Skeedは元々、UDPベースのファイル転送プロトコル「SSBP」(Skeed Silver Bullet Protocol)を用いたファイル転送ソフトを提供してきた。SSBPの特徴は、送達確認(ACK)のないUDPを使うことと、パケットを送信するペースを、輻そうを起こさない程度に自動で調整することである。これにより、遅延時間が大きい遠距離でのTCP/IP通信を高速化する。
ただし、SSBPは独自のプロトコルであるため、ファイルを送受信するためには、専用のクライアントソフトをパソコンにインストールしたり、Java Web StartのようなWebダウンロード型のJavaプログラムを動かしたりする必要があった。
今回、Java Web Startなどの専用のクライアントソフトを使うことなく、Webブラウザの基本機能(HTTP通信機能や、JavaScript実行エンジン)だけでファイルを転送できるように、ファイル転送プロトコルとしてSSBPではなくHTTPを使った高速ファイル転送の仕組みを開発した。単にWebブラウザからWebサーバーにHTTPでファイルを転送するよりも高速に転送できるという。

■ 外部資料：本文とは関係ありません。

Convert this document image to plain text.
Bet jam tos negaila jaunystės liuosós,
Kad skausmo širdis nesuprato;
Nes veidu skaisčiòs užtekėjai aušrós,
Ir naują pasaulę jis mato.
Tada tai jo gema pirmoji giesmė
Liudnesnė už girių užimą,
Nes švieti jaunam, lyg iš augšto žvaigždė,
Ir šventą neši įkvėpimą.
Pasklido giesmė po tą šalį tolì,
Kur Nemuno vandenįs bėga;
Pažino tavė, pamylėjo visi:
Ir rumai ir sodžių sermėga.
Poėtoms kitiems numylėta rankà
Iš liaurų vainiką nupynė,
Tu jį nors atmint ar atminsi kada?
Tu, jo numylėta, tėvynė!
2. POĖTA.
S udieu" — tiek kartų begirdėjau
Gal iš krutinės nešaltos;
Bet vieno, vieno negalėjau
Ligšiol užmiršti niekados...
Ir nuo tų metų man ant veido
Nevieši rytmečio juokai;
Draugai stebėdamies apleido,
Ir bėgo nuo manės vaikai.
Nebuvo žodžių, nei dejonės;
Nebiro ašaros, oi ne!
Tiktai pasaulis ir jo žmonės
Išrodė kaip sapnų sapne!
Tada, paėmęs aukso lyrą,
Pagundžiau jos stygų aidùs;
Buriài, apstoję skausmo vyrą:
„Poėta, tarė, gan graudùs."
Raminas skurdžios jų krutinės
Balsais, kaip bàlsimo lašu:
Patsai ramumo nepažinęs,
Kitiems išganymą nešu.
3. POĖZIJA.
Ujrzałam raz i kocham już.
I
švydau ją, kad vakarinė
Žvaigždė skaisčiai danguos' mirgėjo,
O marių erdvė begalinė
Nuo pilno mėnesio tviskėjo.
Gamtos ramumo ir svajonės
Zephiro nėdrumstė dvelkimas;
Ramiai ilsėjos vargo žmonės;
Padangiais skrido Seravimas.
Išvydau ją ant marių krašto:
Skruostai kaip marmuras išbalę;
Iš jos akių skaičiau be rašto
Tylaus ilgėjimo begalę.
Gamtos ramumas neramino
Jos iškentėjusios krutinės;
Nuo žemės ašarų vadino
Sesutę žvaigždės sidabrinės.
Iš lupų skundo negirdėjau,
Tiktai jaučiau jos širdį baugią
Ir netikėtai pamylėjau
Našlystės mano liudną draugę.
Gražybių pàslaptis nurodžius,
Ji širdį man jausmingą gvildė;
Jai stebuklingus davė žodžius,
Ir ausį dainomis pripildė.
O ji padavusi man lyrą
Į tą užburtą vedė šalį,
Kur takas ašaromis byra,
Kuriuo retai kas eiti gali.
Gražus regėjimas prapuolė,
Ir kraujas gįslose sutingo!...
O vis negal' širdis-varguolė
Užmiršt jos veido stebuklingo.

高速にファイルを転送できる詳細な仕組みは非公開だが、帯域制御によって空き帯域を有効に活用するという。こうした制御を行うためのクライアント機能を、JavaScriptとして実装した。Webブラウザから、ファイル転送サーバーとなるWebアプリケーションにアクセスし、JavaScript(クライアント)を入手する。こうして、Webブラウザ上でJavaScriptが動作することによって、Webブラウザとファイル転送のサーバーとの間で高速にファイルを転送できるようになる。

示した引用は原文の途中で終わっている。